What Does ESBI Stand For?
ESBI stands for:
- E – Employee
- S – Self-employed
- B – Business owner
- I – Investor
These are the four types of income earners, or cash flow quadrants according to Kiyosaki.
E – Employee
- You work for someone else.
- You earn a fixed salary or hourly wage.
- Your income depends on how much time you work.
- Job security is important to you.
Mindset: “I need a safe and secure job.”
Problem: If you stop working, you stop earning.
S – Self-Employed
- You work for yourself.
- Examples: freelancers, doctors, small shop owners, consultants.
- You might make more money than an employee, but you’re still trading time for money.
- You are your own boss but also your own worker.
Mindset: “If I want it done right, I have to do it myself.”
Problem: If you don’t work, your income stops.
B – Business Owner
- You own a system or company where other people work for you.
- You earn money even when you are not actively working.
- You build systems and teams.
Mindset: “I want to build something that works without me.”
Benefit: You have time freedom and scalable income.
I – Investor
- Your money works for you.
- You invest in things like real estate, stocks, or businesses.

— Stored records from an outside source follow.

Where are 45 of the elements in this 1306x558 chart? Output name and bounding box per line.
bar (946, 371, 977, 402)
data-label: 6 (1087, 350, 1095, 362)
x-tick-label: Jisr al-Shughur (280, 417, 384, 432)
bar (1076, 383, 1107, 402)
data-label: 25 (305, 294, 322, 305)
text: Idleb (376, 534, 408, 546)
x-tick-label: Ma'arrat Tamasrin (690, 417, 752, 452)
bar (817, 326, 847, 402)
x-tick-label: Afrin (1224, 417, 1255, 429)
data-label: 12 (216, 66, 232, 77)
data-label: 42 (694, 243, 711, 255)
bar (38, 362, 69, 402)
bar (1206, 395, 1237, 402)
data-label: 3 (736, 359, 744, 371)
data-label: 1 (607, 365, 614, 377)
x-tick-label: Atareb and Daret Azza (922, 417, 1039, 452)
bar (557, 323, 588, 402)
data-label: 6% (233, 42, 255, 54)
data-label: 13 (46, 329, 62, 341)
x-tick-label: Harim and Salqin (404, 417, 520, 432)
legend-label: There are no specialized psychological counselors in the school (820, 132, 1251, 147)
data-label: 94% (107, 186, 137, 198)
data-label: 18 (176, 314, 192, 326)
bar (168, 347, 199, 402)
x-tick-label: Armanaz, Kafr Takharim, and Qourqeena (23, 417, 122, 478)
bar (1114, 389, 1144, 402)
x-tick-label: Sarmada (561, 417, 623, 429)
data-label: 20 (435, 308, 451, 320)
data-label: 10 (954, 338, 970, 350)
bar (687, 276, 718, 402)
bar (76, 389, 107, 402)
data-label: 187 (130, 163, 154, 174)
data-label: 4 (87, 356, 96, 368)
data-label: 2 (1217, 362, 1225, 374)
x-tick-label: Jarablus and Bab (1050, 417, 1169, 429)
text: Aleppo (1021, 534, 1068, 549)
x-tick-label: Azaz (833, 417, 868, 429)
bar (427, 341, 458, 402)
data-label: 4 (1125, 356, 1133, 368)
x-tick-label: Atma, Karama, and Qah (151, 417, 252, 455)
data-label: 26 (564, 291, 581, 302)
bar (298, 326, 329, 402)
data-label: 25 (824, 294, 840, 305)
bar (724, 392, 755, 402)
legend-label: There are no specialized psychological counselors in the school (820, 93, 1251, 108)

- You earn passive income from your investments.
Mindset: “I use money to create more money.”
Benefit: Financial freedom and wealth over time.
Why Is the ESBI Model Important?
Robert Kiyosaki believes that most people stay stuck in the E or S quadrants, trading time for money all their lives. But real wealth and freedom come when you move into the B and I quadrants where money works for you not the other way around.